You’ve heard the phrase “If the walls could talk,” but what if stepladders could talk? After all, walls are immobile. Stepladders go where the action is. They’re spattered and spilled with history. When children move away…when baby arrives…when storms cause damage…when there’s finally money to remodel the kitchen. Stepladders are on the scene during life’s transitions. They are uniquely qualified to tell the stories of our life.

If you could see my stepladder, you’d know immediately it’s been well loved (just check out the cover photo here!). I’m not embarrassed to say I have genuine feelings for this inanimate tool. How could I not? Layer after layer of paint bring to mind favorite color schemes, failed experiments and exhausting projects that have left me feeling letdown or euphorically lifted. I’ve spent countless hours on my ladder, appreciating its comfortable steps and its just-right size. I imagine my stepladder’s most uttered phrase would be, “Here she comes again.”

Often when I see a ladder, I picture my dad, a lifetime handyman, on its steps. With tools strewn about, he seemed always to be fixing something—partly because he liked to and partly because he belonged to a self-sufficient generation who didn’t have money to pay others to do their work, and wouldn’t have dreamed of it even if they’d been rich as kings. I’d like to think my stepladder would say, “You remind me of someone.”

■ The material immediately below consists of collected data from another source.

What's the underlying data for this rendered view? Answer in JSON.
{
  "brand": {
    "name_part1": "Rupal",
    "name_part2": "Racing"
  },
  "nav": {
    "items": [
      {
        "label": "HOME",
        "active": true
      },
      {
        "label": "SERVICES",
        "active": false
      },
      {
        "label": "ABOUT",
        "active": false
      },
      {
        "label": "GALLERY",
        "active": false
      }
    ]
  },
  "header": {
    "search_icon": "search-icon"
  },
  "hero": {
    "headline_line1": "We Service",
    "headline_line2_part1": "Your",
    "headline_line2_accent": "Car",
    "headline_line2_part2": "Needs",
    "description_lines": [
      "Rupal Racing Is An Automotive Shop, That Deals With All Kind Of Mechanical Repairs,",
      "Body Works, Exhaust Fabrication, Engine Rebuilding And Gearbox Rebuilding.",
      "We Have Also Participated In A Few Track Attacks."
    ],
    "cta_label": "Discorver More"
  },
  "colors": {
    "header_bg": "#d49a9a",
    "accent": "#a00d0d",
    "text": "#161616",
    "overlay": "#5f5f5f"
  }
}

My ladder makes me feel powerful. I love the transformation interior design brings to our lives, and I love the concept of redesign—how it restores nobility to forgotten furnishings, how it allows me to stretch our family’s budget, and how it helps me feel I’m being a good steward of our planet’s resources. I’d like to think my stepladder would say, “Keep up the good work. Help the redesign movement grow.”

My ladder makes me feel accomplished. I see dozens of paint colors on its frame: fired earth…summer sparrow… rustic taupe… and the gold and burgundy from our first house where our kids spent most of their growing up years.

I can’t imagine buying a new stepladder, one that’s fresh and clean. I’d have to be purposefully sloppy to lend some character to that stranger and begin to forge a friendship. I’d like to think my stepladder would say, “I’m ready. What’s next? Let’s get to work.”

Enough about my stepladder. What about yours? Next time you start a project, give yourself a gift. Take a few extra minutes. Look at your ladder. Let its years of paint, plaster and scrapes flood your mind with unforgettable memories. Reflect on your life. If your stepladder could talk, what stories would it tell?

Now, what will you do next to love where you live?